Here are some questions and answers about online textbook programs:
How can I tell if a college course uses inclusive access?
Typically, courses will be flagged when students register online for classes. Some colleges may use different names, like “innovative pricing” or digital discount” programs. If you want to opt out but are unsure how to proceed, contact the college or the course’s professor for help. “The reality is that students don’t necessarily know how to go through these processes,” Ms. Allen said.
Are there any free digital textbook options?
Many institutions are experimenting with “open source” online books in an attempt to address many of the issues that the inclusive access programs do, but at no cost.
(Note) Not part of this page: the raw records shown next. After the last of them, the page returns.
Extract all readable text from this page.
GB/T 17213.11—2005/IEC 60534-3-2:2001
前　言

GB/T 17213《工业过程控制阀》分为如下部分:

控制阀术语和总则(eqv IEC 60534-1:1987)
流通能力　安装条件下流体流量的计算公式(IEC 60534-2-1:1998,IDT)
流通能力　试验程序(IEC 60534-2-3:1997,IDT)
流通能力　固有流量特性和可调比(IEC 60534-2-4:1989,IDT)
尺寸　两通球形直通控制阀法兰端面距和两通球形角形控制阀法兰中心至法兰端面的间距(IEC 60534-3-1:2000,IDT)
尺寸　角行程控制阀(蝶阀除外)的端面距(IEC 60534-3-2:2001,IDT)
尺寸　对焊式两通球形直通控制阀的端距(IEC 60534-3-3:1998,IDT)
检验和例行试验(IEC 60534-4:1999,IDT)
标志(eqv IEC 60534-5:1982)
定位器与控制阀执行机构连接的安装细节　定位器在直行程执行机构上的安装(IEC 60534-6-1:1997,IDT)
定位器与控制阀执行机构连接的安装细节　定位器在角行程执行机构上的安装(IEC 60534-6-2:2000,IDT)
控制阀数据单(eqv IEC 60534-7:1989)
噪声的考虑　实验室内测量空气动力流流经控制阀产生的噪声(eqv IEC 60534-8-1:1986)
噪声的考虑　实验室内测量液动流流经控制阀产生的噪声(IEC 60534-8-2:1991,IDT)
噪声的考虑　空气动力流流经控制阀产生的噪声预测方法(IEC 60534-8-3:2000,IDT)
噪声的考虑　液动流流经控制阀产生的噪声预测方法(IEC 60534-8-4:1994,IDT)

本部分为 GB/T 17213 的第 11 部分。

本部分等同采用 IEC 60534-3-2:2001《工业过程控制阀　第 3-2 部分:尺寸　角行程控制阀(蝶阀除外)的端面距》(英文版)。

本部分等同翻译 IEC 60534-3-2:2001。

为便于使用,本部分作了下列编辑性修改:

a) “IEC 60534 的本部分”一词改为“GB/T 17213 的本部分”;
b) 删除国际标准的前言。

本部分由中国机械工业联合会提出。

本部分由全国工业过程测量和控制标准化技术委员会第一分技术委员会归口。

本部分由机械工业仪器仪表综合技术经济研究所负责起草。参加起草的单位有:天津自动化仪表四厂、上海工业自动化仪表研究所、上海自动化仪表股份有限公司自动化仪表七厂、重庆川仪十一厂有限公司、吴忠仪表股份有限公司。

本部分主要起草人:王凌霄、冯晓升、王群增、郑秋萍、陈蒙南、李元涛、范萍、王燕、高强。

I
OpenStax, a nonprofit group at Rice University, says more than half of colleges and universities in the United States offer its free, peer-reviewed digital textbooks. OpenStax also offers a list of questions for instructors to consider before offering inclusive access courses.
What if I prefer physical textbooks?
Digital is ascendant, but some students prefer old-fashioned textbooks so they can jot notes in the margins. The college bookstore survey found that as of 2019, about half of students prefer either a print textbook or one that combines a physical book with supplemental online support.
Campus libraries may have hard copies available, and students can shop for new or used textbooks to buy or rent through campus bookstores or their websites, and from online sellers like Amazon and Chegg.